Eric goes on to write; “This is the important point: the NPM, which likely caused the ridge, which certainly caused our drastic two-year precipitation deficit — is gone. El Niño has disrupted it. There is therefore no reason to believe the ridge will re-form, no reason to think the storm track will be deflected, and no reason to think The Blob will persist.” “The climate models used for seasonal weather prediction are pretty emphatic about this”, Bond says. “We don’t expect a big ridge in the Northeastern Pacific this winter”.

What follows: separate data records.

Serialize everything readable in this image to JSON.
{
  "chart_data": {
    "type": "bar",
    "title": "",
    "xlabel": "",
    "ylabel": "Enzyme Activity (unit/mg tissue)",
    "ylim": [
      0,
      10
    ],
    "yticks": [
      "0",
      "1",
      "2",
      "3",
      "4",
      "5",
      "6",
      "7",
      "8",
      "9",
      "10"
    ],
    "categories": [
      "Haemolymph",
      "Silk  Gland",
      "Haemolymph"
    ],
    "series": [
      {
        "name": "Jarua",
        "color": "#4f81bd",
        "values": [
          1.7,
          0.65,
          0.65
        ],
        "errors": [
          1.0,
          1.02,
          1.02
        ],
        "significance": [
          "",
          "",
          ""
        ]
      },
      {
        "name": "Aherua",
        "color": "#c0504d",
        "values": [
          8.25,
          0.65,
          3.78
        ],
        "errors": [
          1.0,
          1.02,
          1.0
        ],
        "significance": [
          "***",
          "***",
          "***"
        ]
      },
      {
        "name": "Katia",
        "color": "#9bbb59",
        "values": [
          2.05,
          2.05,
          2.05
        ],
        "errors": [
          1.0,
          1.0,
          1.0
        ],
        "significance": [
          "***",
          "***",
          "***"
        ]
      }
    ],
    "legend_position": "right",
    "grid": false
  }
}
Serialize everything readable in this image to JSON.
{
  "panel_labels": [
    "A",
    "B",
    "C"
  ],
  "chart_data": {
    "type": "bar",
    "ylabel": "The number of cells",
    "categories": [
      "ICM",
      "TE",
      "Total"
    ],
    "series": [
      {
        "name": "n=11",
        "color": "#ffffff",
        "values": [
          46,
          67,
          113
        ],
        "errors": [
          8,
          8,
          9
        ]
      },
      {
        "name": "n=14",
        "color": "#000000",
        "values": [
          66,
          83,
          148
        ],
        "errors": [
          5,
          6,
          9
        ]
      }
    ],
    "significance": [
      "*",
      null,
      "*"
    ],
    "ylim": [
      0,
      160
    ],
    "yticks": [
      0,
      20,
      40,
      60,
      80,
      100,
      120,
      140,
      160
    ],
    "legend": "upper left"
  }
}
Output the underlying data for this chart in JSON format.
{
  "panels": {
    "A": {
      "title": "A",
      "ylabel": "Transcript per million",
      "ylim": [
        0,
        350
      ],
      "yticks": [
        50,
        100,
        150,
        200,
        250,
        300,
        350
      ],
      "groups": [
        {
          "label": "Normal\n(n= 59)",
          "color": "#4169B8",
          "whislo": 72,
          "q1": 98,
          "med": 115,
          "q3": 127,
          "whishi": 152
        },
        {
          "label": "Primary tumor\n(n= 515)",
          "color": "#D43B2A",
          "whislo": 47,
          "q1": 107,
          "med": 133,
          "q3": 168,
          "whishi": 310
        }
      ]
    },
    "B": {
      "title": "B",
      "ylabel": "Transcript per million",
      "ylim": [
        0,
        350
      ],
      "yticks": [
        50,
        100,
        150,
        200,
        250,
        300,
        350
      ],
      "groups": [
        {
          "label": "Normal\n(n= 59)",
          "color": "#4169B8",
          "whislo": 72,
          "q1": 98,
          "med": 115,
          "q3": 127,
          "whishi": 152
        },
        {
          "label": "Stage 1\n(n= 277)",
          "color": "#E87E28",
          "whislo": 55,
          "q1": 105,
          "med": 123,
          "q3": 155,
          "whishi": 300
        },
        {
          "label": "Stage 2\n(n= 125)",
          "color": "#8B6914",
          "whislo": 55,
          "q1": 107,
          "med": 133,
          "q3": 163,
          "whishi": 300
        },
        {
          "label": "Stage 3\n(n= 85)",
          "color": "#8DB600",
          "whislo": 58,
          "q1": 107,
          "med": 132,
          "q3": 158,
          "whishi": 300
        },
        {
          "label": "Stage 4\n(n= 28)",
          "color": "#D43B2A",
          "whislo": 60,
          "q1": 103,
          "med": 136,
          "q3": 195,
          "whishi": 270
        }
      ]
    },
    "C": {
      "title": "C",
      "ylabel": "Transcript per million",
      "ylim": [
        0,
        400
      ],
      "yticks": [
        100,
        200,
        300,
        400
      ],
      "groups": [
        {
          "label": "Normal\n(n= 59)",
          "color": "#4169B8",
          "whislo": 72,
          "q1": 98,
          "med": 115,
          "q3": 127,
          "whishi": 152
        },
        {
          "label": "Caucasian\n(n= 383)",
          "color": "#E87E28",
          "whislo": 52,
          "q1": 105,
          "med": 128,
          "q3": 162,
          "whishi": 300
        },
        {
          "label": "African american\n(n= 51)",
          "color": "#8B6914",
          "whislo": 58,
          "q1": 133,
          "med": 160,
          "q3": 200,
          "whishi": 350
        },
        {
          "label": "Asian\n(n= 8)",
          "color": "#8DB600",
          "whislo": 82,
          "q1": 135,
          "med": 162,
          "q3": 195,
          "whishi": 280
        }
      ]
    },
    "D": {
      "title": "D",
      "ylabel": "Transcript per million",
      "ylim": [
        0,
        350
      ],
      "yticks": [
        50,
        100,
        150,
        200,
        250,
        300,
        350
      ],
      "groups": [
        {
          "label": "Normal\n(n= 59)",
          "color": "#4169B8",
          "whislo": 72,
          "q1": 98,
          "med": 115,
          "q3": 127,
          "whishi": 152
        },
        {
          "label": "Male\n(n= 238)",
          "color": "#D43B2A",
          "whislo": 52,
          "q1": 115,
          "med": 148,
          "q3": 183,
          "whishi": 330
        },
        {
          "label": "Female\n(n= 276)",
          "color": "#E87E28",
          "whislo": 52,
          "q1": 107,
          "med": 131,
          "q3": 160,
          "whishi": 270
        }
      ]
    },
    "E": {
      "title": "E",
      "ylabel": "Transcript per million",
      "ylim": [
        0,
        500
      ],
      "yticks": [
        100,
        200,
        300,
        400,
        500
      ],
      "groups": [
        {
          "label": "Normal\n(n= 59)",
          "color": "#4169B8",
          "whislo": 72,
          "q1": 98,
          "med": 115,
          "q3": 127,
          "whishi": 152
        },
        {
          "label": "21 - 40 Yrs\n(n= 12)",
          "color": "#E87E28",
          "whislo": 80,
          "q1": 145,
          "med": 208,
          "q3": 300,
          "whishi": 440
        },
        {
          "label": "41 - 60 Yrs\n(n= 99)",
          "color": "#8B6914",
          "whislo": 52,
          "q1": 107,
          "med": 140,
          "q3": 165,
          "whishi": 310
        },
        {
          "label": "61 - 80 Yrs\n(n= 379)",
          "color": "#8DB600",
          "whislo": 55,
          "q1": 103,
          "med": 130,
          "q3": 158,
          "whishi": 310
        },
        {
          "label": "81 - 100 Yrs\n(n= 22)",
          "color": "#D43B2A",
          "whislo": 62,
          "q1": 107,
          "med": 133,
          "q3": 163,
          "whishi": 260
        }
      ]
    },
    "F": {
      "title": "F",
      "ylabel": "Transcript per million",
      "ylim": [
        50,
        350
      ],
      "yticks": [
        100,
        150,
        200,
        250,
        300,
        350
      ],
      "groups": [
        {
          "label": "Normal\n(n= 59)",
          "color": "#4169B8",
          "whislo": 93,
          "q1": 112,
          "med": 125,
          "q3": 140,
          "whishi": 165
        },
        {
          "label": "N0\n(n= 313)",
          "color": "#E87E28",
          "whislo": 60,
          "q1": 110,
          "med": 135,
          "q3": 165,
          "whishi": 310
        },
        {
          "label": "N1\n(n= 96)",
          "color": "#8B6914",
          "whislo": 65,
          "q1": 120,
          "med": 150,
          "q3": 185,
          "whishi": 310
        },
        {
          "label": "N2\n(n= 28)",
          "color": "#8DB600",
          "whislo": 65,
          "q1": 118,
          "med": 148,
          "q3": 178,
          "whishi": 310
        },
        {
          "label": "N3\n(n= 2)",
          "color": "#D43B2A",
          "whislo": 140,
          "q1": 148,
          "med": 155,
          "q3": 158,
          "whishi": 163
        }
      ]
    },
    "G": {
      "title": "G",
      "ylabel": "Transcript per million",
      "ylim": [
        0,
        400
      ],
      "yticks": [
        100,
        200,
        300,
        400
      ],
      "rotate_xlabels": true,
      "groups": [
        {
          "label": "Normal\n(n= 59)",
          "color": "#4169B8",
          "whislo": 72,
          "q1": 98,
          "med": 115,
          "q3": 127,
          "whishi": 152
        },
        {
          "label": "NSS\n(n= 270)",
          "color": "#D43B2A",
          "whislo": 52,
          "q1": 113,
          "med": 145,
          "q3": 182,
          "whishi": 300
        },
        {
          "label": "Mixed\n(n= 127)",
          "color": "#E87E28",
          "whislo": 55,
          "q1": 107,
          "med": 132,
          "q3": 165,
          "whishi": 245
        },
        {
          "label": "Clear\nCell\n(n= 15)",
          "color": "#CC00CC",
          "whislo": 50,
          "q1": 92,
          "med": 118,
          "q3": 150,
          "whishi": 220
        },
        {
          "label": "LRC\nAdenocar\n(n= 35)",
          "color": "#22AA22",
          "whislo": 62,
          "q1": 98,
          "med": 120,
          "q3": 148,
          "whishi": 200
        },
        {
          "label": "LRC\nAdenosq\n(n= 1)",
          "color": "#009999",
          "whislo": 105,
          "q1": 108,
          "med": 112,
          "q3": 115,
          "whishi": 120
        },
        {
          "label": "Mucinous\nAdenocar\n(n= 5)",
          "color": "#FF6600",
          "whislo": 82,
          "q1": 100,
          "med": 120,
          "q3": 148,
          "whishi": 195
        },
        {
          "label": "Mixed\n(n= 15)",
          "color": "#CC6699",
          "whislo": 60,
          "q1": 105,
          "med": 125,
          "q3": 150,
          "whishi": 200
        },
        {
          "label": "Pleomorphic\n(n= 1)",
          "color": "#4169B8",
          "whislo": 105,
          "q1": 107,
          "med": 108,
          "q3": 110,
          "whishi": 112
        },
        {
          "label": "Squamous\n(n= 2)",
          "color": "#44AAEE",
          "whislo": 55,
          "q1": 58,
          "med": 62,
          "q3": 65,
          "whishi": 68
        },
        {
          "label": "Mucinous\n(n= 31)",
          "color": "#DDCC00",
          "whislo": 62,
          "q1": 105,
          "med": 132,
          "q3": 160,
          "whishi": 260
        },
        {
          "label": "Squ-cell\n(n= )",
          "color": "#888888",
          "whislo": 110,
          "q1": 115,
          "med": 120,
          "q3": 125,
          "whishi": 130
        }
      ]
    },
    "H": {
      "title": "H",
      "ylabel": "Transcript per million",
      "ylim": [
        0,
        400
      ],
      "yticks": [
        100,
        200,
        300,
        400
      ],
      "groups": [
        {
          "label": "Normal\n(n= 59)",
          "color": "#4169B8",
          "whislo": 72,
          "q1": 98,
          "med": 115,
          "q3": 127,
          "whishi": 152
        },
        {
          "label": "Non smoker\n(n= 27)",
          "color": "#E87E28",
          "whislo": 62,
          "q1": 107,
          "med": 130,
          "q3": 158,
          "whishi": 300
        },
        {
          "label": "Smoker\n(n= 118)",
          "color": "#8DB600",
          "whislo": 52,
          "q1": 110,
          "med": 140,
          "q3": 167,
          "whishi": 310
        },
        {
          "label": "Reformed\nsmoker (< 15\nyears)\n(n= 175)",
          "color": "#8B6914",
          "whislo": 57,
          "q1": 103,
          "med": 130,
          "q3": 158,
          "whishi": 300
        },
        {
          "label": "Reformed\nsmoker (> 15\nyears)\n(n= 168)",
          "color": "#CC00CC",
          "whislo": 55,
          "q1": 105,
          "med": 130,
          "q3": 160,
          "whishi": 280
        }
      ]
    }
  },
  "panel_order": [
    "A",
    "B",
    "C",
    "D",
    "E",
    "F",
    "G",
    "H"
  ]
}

With the predicted strong El Niño, NOAA is forecasting a likelihood of above normal precipitation for BC’s North Coast for the upcoming winter season. Their 3 Month Precipitation Outlook for December, January and February depicts the classic El Niño split of the Jet Streams with the ‚Tropical Jet‘ dipping South toward California and New Mexico and the Northern component, the ‚Polar Jet‘ swinging North and through the North Coast of British Columbia.
What about temperatures? “Both fall and winter are predicted to be warmer than normal by 1°C-2°C. Substantially less warm than last winter…” quotes Cliff Mass, a respected Meteorologist from the Northwest in his article.
For BC’s North Coast and Inland Sections, temperatures in the mountains typically decrease by -0.5°C per 100m of elevation gain. Therefore at elevations between 800m and 2400m you can expect an average temperature of between -10°C and -6°C in a normal winter. A slight warming of 1°C to 2°C will only mean your fingertips will be a little less chili while skiing and riding. “It will certainly be much cooler than the past season if all the forecasts are accurate” quotes John Forrest, Northern Escape Heli Skiing’s GM.
“Now I’m no weatherman, thank god, but the RRR dissipated in early Aug which has allowed the North Coast and Terrace to see a return of the monsoons required to call this region a Rain Forest and provide the deep winter snowpack . The Jet Stream is back to a more usual position with the hose pointed directly at us. This fall feels much like a ’normal’ fall as my webbed toes are returning and we haven’t seen the sun in some time. In fact Hurricane Oho is bearing down on the North Coast with a forecasted 100mm+ of rain and Snow-Forecast.com, is forecasting nearly 100 cm’s of snow up high along with continued cooling temperatures,” replies John when asked for his prediction for this winter.
“Bring it on! My forecast is for a BIG Winter! It’s Deeper Up Here!” John laughs and adds.